Authorities in Belarus on Tuesday cranked up the pressure on protesters pushing for the resignation of the country’s leader, jailing several opposition activists, summoning others for questioning and selectively ordering dozens of demonstrators to appear in court.

Nevertheless, the protests continued.

Courts in Minsk handed 10-day sentences to two members of a council that opposition activists established last week to negotiate a transition of power, following President Alexander Lukashenko’s winning a sixth term in an election that critics contend was rigged.

Mr Lukashenko has firmly rebuffed offers of dialogue from the Co-ordination Council, which rejects the official results of the August 9 vote that extended his 26-year rule.

Belarus Protests
Opposition supporters light their phones as they gather at Independence Square in Minsk (Sergei Grits/AP)

On Tuesday, council members Sergei Dylevsky and Olga Kovalkova were each sentenced to 10 days in jail on charges of organising an unsanctioned protest.

Pavel Latushko, a former culture minister and diplomat who joined the opposition council, was summoned for questioning over his role in the opposition body.

“They are trying to push me out of the country,” Mr Latushko told The Associated Press. “I have been threatened with arrest and prison violence, but I’m not planning to leave Belarus.”

Belarus’ most famous writer, Svetlana Alexievich, who won the 2015 Nobel Prize in literature, also received a summons after joining the council.

Mr Lukashenko has dismissed the protesters who have been demonstrating for more than two weeks as Western puppets and threatened the council members with criminal charges for attempting to create what he described as a parallel government.

Prosecutors opened a criminal inquiry on charges of undermining national security, an allegation rejected by the council.

Belarus Protests
Supporters with old Belarusian national flags gather in the rain at Independence Square (Sergei Grits/AP)

“The Co-ordination Council isn’t attempting to take power,” Mr Latushko said. “All we want is to try to find a solution for the political crisis.”
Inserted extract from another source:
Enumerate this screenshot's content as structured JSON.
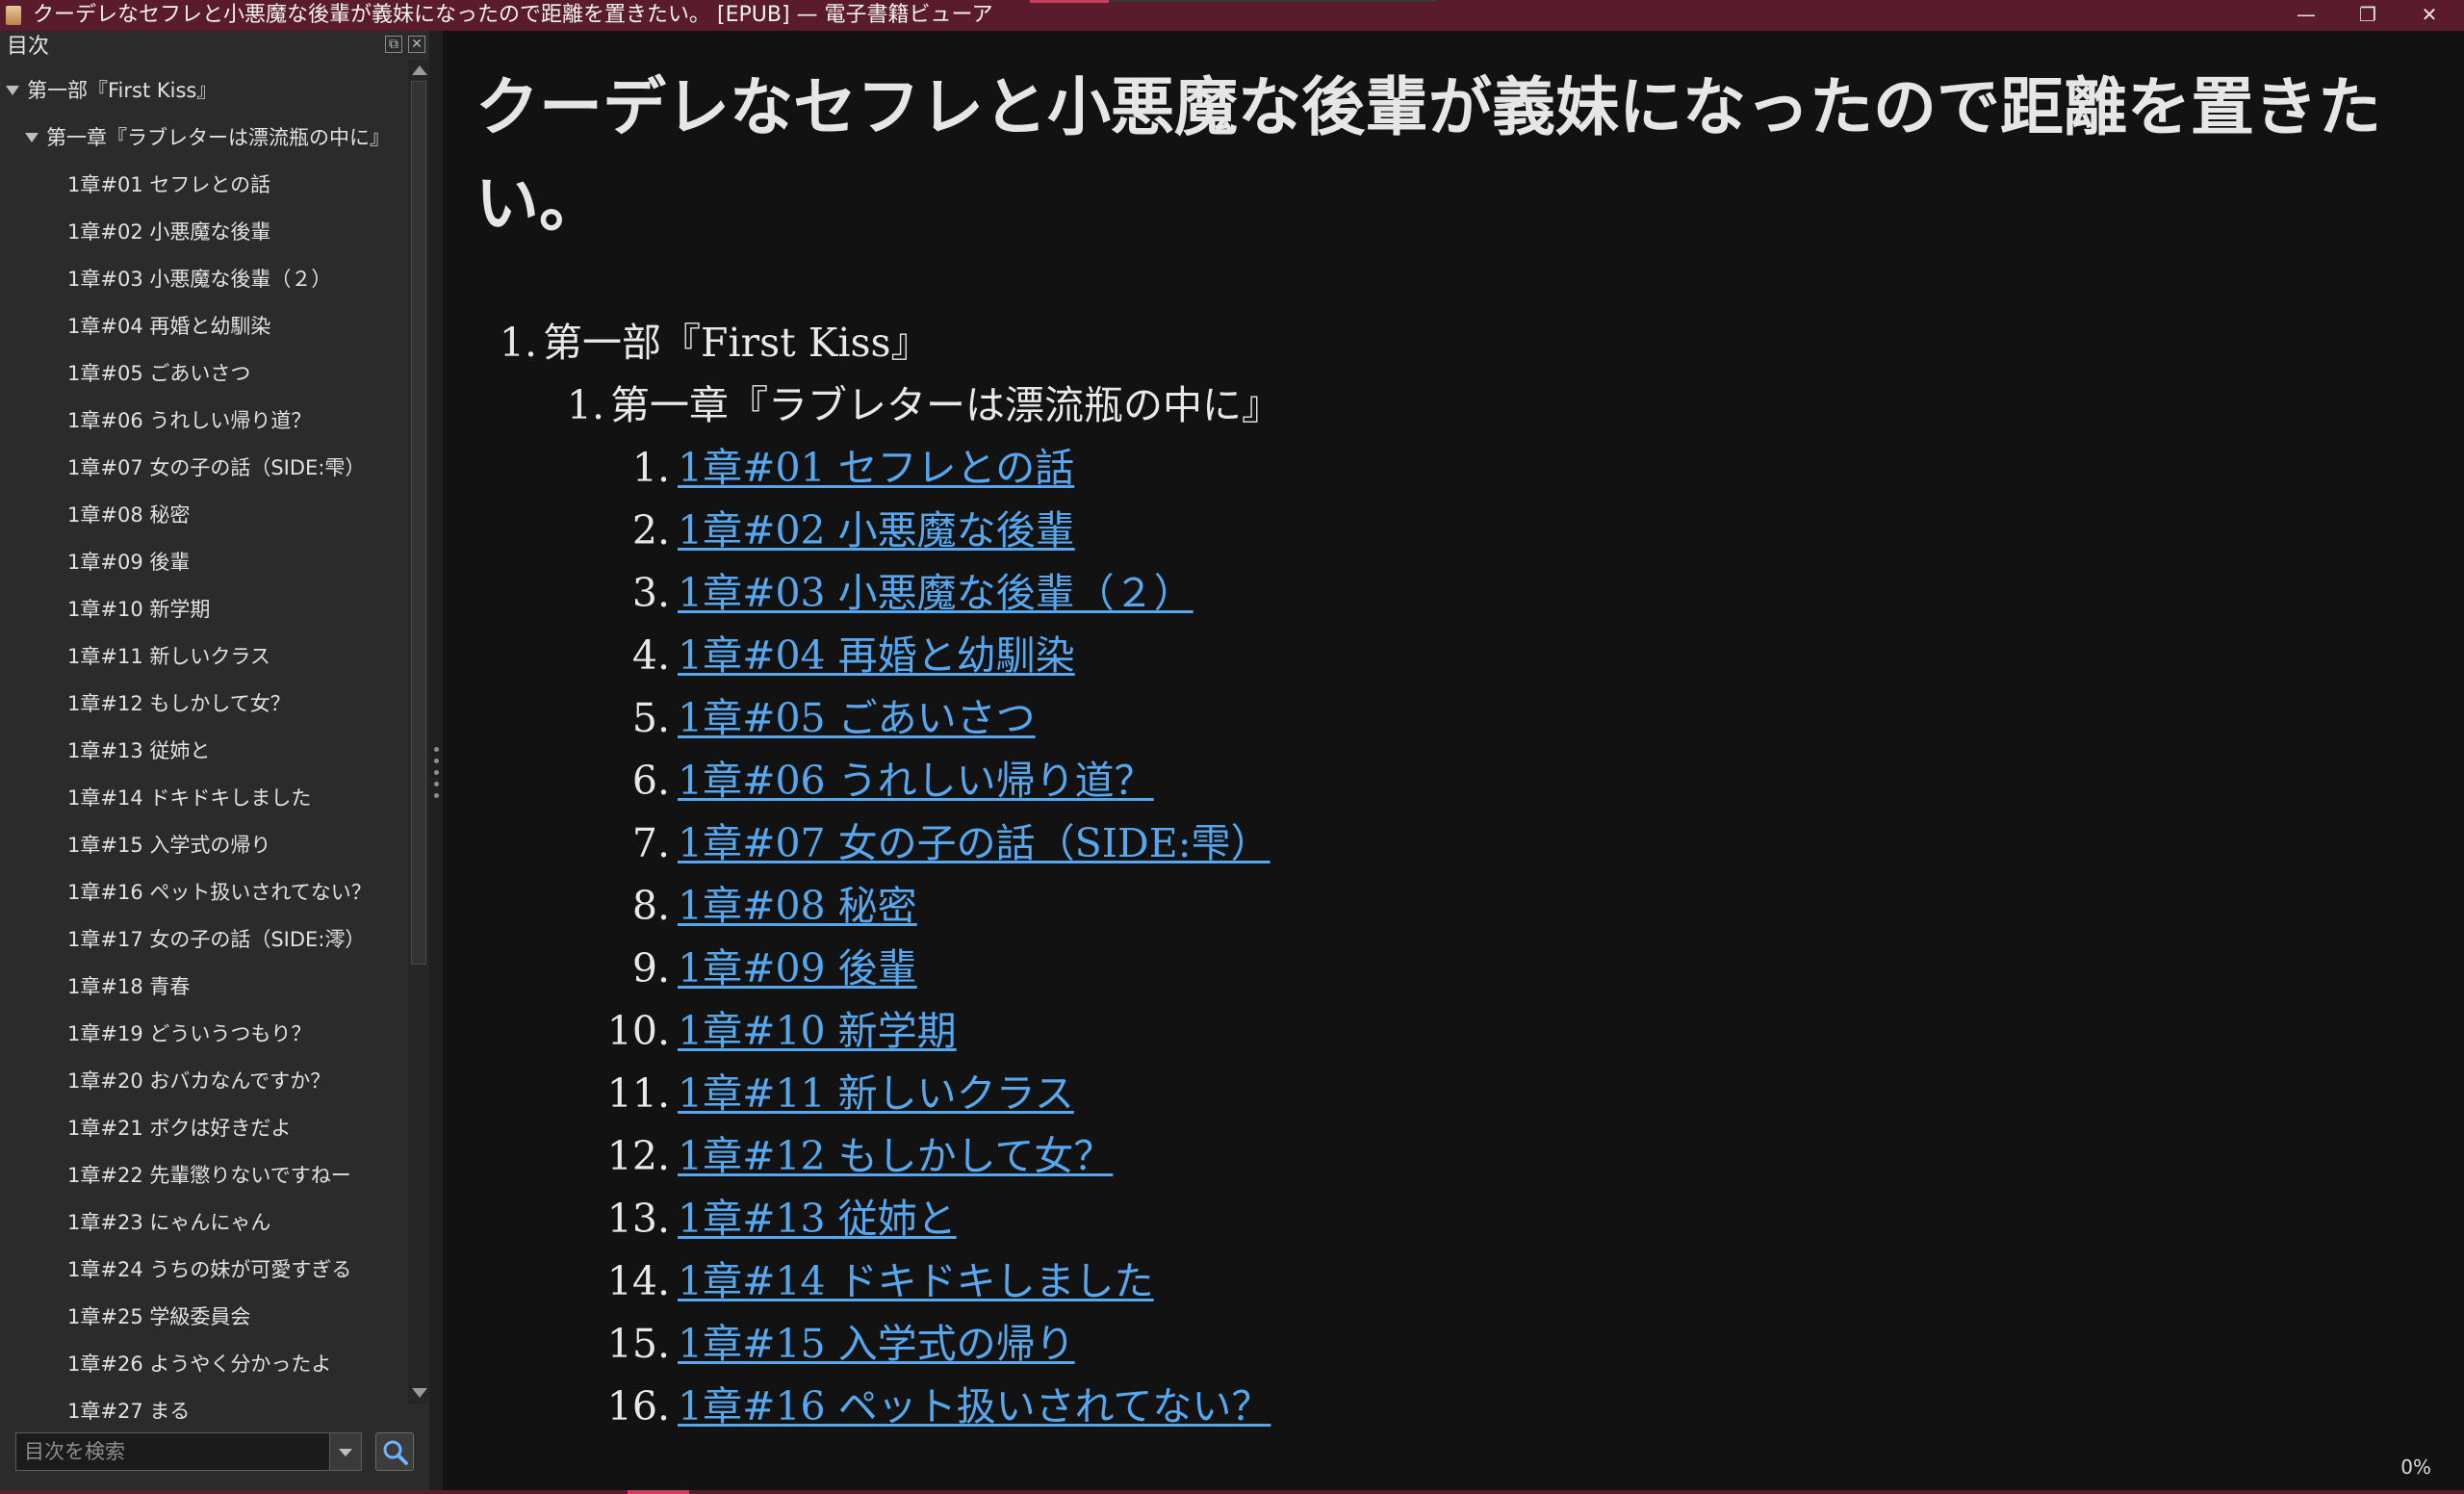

On Tuesday, hundreds of teachers and academic researchers rallied in Minsk in a show of solidarity with protesters as the demonstrations entered their 17th day.

As evening came, several thousand rallied on central Independence Square, despite heavy rain, to press for Mr Lukashenko’s resignation.

“He managed to set everyone against himself,” said 30-year-old sales clerk Tatyana Gubarevskaya who turned up for the rally with her husband.

“I supported Lukashenko in the past, but now I see that his authority hinges entirely on the police, he has stopped hearing his people.”

Lyudmila Krylovich, a conductor at the Belarus State Philharmonic, said that “Lukashenko behaves like a feudal lord who sees people as his property”.

Belarus Protests
A woman walks past police vehicles during a rally by Belarusian school teachers and Belarusian opposition supporters (Sergei Grits/AP)

“Who will tolerate that?” she said.

The protests erupted after official results handed Lukashenko a landslide victory with 80% of the vote.

They were galvanised by a brutal crackdown in the initial days after the election, when police detained nearly 7,000 people.

Hundreds were injured when officers fiercely dispersed peaceful protesters with rubber bullets, stun grenades and clubs. At least three people died.

As the authorities toughened their stance, Sviatlana Tsikhanouskaya, the main opposition challenger in the August 9 vote, reaffirmed her push for a new presidential election in a speech to the European Union delivered via video-link from Vilnius, the capital of Lithuania.

Belarus’ Supreme Court on Tuesday rejected her appeal to annul the results of the vote.

Ms Tsikhanouskaya, 37, who moved to Lithuania a day after the vote following official pressure, said she was ready for dialogue with Mr Lukashenko’s government.

“The intimidation will not work,” she said. “We will not relent.”